Karasu, "Bu açıdan komplo aslında başarısızlığa uğratılmıştır. Komployu yaratan güçler parçalanmıştır. Komployu o dönemde yapan ittifak şu anda yoktur. Ama Türk devleti inkarcı olduğu için yeniden yeniden  komployu diriltmek itiyor" diye belirtti.

"Suriye'de şimdi çetelerle bunu yapmaya çalışıyor" diye ekleyen Karasu, "Apo ayrı Kandil ayrı" şeklinde yapılan ayrımlara da şöyle yanıt verdi: "Öyle bir şey yok. Aksine daha da bütünleşmiş bir güç vardır. Bunu herkes görmektedir. İşte Önderlik yakalandı. Önderlik bir söz söylüyordu: Ben mezarda da olsam rolümü oynarım. İşte Rojava'yı ayağa kaldıran 20 yıllık çalışmasıdır. Demek önderlik etkisizleştirilememiş. Oradaki gelişmelerin bizimle, hareketle doğrudan organik bir ilişkisi yok. Yaşlıları, meleleri, kadınları, gençleri, kızlarI, herkes önderliği tanımıştır. Onun için önderliğin özgürlükçü duruşunu, fırsatını buldukları zaman harekete geçerek örgütlemiştir. Onun için meydanlar, sokaklar önderlik posterleriyle doludur. Bu da komplonun boşa çıkması değil midir?"
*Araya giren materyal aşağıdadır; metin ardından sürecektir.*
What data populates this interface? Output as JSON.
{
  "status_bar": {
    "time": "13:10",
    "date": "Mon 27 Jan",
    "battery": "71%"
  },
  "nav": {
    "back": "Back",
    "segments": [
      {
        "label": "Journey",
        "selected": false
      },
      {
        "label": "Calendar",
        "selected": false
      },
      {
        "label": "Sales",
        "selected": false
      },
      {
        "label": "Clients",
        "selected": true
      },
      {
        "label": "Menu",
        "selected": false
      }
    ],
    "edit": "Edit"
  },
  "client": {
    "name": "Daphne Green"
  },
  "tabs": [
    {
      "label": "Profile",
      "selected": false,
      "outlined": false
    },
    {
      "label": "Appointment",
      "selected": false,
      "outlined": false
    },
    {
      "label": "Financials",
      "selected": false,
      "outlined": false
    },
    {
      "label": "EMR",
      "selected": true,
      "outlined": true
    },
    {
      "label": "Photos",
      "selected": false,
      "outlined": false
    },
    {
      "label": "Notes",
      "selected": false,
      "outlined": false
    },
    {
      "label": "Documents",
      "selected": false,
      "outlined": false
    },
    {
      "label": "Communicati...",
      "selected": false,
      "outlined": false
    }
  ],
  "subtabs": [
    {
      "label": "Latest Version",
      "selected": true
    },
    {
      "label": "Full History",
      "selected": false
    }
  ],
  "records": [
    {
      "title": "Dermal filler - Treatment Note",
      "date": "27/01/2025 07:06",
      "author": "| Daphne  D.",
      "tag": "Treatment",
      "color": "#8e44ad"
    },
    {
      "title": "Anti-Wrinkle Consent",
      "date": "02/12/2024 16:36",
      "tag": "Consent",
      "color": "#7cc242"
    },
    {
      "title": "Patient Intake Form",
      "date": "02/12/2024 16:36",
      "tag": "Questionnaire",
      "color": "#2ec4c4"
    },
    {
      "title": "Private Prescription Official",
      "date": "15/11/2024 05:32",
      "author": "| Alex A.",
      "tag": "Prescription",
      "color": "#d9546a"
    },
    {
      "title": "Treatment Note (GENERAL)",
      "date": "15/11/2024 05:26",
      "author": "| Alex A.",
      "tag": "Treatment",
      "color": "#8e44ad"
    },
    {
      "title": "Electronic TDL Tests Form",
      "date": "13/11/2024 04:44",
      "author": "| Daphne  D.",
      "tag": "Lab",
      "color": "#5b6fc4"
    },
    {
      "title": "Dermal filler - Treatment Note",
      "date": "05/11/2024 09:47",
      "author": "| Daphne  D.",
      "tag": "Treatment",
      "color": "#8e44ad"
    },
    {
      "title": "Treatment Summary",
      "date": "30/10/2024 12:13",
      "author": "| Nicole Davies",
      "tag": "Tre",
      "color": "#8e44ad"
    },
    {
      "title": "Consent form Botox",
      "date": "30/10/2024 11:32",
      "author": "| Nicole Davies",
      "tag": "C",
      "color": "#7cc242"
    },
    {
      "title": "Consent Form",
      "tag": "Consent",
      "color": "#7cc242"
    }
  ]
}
Karasu, "Hareketimiz de eskisinden daha güçlü haldedir. Bunu herkes kabul ediyor. 2012'de dünya gördü" vurgusunda bulundu.

"Hareketimiz büyük direnerek komployu boşa çıkardı.  Şehitlerimiz boşa çıkardı" diyen Karasu sözlerini şöyle noktaladı:  "Eğer o fedailerimiz olmasaydı komplo boşa çıkmazdı. Tabi ki komployu boşa çıkaranlara minnet borçluyuz. O direnişten bu güne, tüm fedakarlık gösterenleri, şehitleri minnetle anıyoruz. Halkımızı burada selamlıyoruz. Hareketimizi ve önderliğimizi sahiplenerek boşa çıkardığı için. Komplocuları boşa çıkarmak demek,özgürlüğe tutkunluğu göstermek demektir. Haklarına sonuna kadar sahip çıkacağını göstermek demektir. Kürt halkı 15 yıldır komploya karşı mücadele ederek, özgürlüğüne de demokrasiyi de, haklarınız da isteyeceğini göstermiştir. Hiç kimse artık "alavere dalavere Kürt mehmet nöbete" diyemez.  Komploya karşı mücadele eden, bu komployu boşa çıkaran halk özgürlüğünü de kazanacaktır. Bunu Türk devleti de bilmeli, arkasındaki güçler de bilmeli. Türk devletinin işbirlikçileri de bilmeli."